McMurphy is shocked by this death, but he is even more amazed by the fact that most of the hospital's patients are not here under duress. He again enters into a fight with Miss Vile and encourages patients to actively express their feelings. McMurphy organizes a basketball tournament, putting together a team of patients against a team of orderlies. And although the psychos ultimately lose, they feel like people for a while. McMurphy soon realizes that the Chief is imitating a deaf-mute. The former prisoner tries to instill self-confidence in Bromden: the Indian, under the guidance of a friend, lifts the remote control higher and higher from the floor.

Part 3

One day, Randle McMurphy decides, instead of taking a bus ride around the city, to go with the whole squad to the sea on a boat to fish.
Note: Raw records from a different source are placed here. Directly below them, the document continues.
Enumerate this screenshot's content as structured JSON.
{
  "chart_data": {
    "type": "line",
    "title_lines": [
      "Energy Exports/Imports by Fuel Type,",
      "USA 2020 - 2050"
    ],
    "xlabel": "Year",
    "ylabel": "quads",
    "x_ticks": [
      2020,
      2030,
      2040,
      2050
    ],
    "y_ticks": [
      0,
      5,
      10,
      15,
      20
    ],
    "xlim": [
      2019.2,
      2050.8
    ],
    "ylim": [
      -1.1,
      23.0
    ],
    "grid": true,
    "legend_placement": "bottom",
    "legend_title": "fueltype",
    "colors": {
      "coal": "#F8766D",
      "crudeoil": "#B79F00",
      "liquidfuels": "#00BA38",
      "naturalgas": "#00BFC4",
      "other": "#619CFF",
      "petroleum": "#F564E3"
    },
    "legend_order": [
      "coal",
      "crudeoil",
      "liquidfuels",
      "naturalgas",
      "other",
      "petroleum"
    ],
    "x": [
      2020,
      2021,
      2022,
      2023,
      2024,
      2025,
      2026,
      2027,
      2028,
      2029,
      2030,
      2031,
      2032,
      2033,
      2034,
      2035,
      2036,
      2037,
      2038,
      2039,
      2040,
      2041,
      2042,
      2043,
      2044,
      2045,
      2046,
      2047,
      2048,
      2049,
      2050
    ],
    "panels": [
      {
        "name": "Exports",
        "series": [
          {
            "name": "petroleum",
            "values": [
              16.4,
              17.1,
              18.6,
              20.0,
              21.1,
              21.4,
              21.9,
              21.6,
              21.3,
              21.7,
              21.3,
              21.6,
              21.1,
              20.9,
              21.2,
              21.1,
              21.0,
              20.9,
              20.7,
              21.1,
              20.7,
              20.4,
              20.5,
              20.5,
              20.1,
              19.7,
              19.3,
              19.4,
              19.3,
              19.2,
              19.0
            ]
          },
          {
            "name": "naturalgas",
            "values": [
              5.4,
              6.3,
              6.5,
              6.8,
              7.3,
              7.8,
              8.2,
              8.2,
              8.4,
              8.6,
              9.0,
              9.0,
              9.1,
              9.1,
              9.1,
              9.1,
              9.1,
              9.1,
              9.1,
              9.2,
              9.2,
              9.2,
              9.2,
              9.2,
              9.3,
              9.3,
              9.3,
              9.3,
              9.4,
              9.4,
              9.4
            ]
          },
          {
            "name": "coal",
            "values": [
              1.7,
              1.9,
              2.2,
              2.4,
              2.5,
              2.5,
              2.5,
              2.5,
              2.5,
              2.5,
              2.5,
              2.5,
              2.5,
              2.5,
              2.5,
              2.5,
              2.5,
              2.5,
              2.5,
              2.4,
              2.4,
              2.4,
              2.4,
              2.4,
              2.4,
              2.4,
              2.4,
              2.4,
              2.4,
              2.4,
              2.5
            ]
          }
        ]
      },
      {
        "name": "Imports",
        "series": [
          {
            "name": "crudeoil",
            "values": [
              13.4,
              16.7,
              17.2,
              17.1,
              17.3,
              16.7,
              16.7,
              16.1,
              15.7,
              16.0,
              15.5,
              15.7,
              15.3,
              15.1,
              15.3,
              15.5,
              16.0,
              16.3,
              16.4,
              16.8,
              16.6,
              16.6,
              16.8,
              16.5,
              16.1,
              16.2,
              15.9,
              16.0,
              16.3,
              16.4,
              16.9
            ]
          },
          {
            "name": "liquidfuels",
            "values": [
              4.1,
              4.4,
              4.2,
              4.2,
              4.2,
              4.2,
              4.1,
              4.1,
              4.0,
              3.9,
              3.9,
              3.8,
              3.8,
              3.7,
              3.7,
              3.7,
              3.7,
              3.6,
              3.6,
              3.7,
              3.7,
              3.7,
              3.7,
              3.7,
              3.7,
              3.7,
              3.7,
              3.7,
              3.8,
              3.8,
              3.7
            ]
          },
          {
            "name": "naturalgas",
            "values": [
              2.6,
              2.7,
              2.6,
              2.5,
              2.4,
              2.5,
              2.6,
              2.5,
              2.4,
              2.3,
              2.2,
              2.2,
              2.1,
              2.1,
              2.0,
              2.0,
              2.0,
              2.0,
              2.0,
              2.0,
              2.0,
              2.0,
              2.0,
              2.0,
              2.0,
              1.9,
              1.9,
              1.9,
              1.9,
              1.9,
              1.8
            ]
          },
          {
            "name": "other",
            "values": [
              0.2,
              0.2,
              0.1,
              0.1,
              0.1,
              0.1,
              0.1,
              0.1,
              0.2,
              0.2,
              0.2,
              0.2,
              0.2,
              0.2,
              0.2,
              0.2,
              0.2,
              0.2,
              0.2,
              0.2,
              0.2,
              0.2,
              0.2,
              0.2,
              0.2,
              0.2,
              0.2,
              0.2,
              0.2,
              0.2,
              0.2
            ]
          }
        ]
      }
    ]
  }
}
Miss Gnusen's exhortations do not help; the patients are fired up with an exciting idea. The captain of the ship refuses to go to sea without accompanying papers, then the psychos led by McMurphy steal the boat and have a blast!

During the cruise, shy Billy Bibbit meets Candy, McMurphy's girlfriend. The guy really likes the girl. Understanding the feelings of Billy, who needs to assert himself as a man, McMurphy agrees with Candy that she will come to the mental hospital this coming Saturday and sleep with the timid young man.

Part 4

Before Saturday, McMurphy and the Chief get into a fight with the orderlies, which is why they end up in the violent ward and receive electric shocks. Randle returns to his comrades before the weekend and prepares to meet Candy with her friend Sandy and a supply of gifts.

A party with alcohol goes beyond what is permitted; the patients, led by McMurphy, destroy Miss Gnusen’s office. Realizing that the initiator of the pogrom and orgy is in trouble, the patients suggest that he hide. McMurphy agrees, but falls asleep from too much alcohol. When he comes to his senses, it becomes impossible to escape - orderlies appear in the department.

Miss Gnusen can hardly contain her rage at the sight of the chaos in the premises, and in addition, she does not find Billy Bibbit in the department. Soon the guy is discovered in a secluded place in the company of a girl. Miss Vile shames Billy and threatens to tell his mother everything, and she will deal with Billy's son properly. He is horrified by this prospect, makes excuses and shouts that he was forced to do this...

Unable to withstand the emotional stress, Billy cuts his throat. Miss Gnusen blames McMurphy for what happened, whom she considers to be involved in the suicides of both Cheswick and Billy. McMurphy attacks the hated woman and strangles her. The orderlies pull the brawler away from the nurse, and she barely comes to her senses.

Gradually, patients are discharged home or transferred to other departments. Only the regulars remain, among them Bromden. The leader witnesses McMurphy turn into a vegetable after being lobotomized. Bromden cannot allow such humiliation of his life-loving friend. He suffocates him with a pillow at night, after which he breaks the barred window with the remote control that McMurphy tried to lift and breaks free.